No, not naive. But a really big problem is something you pointed out in the beginning of your post: "....it is almost impossible to separate MS-related costs from other healthcare costs." The same is generally true for pwMS in trying to separate MS-related ISSUES from other healthcare issues. Especially before they become bigger issues and lead to other problems, and specifically for people who are overwhelmed and/or less informed.

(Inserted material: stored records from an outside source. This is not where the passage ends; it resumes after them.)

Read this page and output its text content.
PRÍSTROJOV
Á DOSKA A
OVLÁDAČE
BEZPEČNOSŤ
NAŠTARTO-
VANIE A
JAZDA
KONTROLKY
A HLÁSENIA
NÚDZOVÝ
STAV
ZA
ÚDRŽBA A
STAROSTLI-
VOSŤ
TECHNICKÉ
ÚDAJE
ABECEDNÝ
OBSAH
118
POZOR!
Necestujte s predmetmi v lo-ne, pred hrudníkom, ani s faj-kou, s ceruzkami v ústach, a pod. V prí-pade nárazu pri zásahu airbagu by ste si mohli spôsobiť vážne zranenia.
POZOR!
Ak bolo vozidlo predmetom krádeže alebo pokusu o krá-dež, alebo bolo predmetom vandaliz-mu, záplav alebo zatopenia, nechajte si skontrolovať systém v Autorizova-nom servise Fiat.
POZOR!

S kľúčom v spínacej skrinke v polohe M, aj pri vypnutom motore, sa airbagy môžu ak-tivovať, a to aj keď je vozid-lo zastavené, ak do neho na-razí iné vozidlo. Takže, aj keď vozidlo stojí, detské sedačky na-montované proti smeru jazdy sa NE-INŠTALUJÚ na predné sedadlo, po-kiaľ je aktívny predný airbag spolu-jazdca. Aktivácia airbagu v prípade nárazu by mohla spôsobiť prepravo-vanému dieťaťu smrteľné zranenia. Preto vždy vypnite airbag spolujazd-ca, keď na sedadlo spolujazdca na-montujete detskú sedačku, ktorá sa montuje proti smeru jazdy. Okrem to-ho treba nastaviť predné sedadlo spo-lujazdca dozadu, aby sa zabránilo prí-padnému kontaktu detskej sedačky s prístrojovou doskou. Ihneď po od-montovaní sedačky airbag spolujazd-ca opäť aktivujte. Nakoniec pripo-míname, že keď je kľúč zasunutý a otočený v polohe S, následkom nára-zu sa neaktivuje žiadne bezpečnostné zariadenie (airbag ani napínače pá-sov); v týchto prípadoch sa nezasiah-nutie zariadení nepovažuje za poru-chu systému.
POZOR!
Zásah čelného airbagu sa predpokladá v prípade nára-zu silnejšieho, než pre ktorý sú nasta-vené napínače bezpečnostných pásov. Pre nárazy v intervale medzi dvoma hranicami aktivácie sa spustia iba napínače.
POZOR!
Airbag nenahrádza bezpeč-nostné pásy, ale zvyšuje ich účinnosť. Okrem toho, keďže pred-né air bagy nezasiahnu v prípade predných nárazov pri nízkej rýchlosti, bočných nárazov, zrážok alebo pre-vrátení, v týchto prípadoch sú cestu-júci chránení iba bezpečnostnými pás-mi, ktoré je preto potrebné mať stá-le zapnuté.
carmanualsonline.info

My neurologist told me something a number of years ago that took some time to sink in because it was difficult to separate from other things, and also because of the pushback I received from other healthcare professionals when I did remember (including ER doctors!). My neurologist told me that if my MS symptoms suddenly got worse (relatively suddenly, as in over hours or days), that I should suspect, and be checked for, an infection. Many times I would forget this and just ascribe it to a pseudoexacerbation (stress or heat), and really not be concerned about it, which many times was a sign from my body of an impending UTI. Or even worse, notifying healthcare professionals (LVN, RN, NP, MD) and having them disregard it as anxiety because the symptoms are not acute (I.e. low grade fever, UA takes days to get a result, etc). In the meantime, in any of these cases, the infection grows and leads to other complications. And it's not limited to just infections... it can be anything mistaken as trivial and/or not related to the MS either directly or indirectly. When I would ask for help, and explain what my neurologist told me about checking for infections first, my concerns were dismissed as frivolity, and I ended up with an out of control UTI, sepsis, and astronomical hospital bills. I don't know what to do about trying to be proactive and not being listened to or taken seriously--with or without tech. Us people with MS (pwMS) need our healthcare professionals to understand that we can sense signals in our bodies when something isn't right, even when the observable symptoms are subacute. And we need them to believe it isn't just overreaction or anxiety, or at some point after repeated experience, that it isn't misinterpretation.
Unfortunately multiple sclerosis affects nearly everything in the lives of pwMS. When I read or hear people say, "MS doesn't control my life," I apologize but that to me is naive, or more of a catch-phrase/mantra for books, t-shirts and commercials.